Far from showing a lack of concern for people, the Lord is actually showing mercy. The theme is a common one in the Old Testament, as time and again God waits to execute his judgment in order to give people a chance to repent. Joel 2:13 provides an excellent example: “Return to the LORD your God, for he is gracious and compassionate, slow to anger and abounding in love, and he relents from sending calamity.” Peter does not deny that from a human point of view the return of Jesus seems delayed; but that apparent delay is actually patience, allowing for repentance.

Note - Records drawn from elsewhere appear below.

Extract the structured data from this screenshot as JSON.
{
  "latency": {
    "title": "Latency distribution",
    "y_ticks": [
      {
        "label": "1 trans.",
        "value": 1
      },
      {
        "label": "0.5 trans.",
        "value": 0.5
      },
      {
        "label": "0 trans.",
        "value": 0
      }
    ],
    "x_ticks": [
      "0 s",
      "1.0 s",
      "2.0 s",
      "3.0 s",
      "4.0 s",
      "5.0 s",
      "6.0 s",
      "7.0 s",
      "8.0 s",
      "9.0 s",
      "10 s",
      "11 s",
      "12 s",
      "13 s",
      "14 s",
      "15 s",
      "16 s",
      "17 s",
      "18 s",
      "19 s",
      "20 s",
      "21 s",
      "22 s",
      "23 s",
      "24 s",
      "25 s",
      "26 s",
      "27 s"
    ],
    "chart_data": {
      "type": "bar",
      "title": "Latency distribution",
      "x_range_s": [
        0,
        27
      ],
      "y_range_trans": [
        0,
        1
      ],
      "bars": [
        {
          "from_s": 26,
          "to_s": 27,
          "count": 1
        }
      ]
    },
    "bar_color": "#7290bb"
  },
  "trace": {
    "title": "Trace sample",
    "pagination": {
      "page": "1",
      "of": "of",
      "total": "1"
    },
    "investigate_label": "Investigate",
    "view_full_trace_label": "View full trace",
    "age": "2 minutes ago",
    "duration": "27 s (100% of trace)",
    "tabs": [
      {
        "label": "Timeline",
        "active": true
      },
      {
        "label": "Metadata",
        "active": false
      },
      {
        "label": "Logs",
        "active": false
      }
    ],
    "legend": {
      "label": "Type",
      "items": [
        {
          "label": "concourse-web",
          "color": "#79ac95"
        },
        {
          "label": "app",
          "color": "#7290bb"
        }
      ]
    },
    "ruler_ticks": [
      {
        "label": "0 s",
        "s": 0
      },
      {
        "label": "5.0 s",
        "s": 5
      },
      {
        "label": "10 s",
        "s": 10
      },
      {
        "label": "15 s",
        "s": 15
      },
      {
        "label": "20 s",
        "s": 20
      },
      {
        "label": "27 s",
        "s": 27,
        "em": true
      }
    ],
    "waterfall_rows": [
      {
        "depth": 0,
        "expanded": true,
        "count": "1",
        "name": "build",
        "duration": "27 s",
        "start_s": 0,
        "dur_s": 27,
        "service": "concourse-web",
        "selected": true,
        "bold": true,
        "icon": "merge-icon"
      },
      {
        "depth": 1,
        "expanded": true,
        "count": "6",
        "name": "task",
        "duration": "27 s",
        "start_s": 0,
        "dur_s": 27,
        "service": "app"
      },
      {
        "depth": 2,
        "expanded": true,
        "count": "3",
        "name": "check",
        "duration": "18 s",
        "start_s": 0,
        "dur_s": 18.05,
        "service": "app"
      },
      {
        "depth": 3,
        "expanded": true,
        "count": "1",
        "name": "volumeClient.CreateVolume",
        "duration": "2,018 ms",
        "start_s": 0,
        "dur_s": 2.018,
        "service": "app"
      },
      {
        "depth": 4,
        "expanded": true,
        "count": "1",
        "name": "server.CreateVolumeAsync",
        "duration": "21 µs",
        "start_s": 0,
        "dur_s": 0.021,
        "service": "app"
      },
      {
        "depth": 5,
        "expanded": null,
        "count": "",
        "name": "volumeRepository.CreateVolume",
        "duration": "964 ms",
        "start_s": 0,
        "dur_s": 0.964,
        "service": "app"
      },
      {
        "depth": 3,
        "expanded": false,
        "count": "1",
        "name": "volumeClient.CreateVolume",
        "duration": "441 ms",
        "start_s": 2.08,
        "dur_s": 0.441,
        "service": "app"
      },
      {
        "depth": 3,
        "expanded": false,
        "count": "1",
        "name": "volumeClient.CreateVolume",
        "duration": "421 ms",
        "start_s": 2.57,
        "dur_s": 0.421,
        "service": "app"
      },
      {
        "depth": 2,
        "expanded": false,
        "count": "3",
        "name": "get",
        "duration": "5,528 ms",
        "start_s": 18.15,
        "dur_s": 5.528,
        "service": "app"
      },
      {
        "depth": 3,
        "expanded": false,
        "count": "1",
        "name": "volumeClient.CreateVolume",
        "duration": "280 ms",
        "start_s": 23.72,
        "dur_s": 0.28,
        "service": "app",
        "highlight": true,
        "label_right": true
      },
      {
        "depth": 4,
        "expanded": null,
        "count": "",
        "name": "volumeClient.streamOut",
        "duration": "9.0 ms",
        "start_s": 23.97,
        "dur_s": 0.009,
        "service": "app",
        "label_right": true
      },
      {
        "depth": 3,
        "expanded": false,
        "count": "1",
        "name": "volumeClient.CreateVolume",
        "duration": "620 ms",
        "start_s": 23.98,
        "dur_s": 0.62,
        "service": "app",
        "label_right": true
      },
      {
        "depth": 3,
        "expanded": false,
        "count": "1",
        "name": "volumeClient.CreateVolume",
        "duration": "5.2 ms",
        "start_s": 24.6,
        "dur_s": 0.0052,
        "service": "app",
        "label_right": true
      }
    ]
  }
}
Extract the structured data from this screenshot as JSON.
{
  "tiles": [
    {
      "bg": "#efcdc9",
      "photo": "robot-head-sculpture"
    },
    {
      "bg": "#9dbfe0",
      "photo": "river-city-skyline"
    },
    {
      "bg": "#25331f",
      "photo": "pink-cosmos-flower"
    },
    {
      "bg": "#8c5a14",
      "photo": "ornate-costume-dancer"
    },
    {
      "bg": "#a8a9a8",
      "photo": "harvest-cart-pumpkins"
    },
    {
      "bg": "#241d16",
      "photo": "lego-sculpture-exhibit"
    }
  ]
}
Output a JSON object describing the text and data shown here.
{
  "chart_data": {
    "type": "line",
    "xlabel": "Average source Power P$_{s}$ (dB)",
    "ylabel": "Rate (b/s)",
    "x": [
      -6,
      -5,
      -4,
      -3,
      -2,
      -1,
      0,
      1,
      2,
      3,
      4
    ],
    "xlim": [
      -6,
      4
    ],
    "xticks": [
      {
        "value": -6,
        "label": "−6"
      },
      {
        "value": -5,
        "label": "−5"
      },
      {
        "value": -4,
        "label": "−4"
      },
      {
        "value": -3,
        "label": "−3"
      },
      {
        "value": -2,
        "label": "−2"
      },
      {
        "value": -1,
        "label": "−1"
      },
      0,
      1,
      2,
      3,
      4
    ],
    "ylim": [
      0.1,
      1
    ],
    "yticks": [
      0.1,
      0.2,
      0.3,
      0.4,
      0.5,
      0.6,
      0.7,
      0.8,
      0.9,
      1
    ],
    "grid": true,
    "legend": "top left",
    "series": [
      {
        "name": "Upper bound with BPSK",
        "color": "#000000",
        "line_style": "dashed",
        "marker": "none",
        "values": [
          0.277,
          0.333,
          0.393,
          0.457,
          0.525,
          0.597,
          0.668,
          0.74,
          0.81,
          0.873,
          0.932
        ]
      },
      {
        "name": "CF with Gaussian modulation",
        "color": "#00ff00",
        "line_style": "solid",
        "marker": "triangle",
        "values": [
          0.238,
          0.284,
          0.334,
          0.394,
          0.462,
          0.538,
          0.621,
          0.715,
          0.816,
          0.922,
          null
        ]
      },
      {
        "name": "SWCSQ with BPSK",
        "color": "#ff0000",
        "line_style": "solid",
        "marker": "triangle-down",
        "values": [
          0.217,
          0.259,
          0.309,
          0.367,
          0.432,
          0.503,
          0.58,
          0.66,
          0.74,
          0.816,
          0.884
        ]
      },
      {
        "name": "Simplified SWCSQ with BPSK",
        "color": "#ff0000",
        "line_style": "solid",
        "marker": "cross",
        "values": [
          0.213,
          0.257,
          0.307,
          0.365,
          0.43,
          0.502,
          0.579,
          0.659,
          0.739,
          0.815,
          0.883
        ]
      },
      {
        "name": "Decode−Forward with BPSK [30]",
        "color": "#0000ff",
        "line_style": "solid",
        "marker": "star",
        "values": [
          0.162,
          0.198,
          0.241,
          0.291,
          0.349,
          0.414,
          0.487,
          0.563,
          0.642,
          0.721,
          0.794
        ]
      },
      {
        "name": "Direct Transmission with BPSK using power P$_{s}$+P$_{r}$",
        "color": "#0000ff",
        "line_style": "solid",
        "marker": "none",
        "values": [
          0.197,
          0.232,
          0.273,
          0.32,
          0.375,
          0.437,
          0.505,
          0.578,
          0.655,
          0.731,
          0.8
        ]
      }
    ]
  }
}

The statement that God does not want “anyone to perish, but everyone to come to repentance,” has always created problems for certain theologians. Those who believe that God has chosen some to be saved (and not others) have trouble explaining why God wants all to be saved but has chosen only some. A standard response is to ask who is actually included by the words “anyone” and “everyone.” Since Peter writes that God is patient “with you,” suggesting that some of his readers were in need of repentance, it is argued that Peter means “any of you” and “all of you.” That is, God wants all those he has chosen to repent and therefore shows patience in sending Jesus. However, it must be noted that some are apparently in real danger of being caught unrepentant when Christ comes “as a thief in the night.” And it is far from clear that “anyone” and “everyone” refer to God’s chosen ones. For what sense does it make to say that God wants his saved ones to repent so they can be saved? Surely it is more reasonable to think that God wants everyone to repent and be saved.

As explained above, Peter does use the language of “election” in order to reassure his readers (see comments on 1:3). However, this letter as a whole tends to resonate better with a free-will doctrine rather than that of predestination.-- College Press NIV Commentary – 1 & 2 Peter.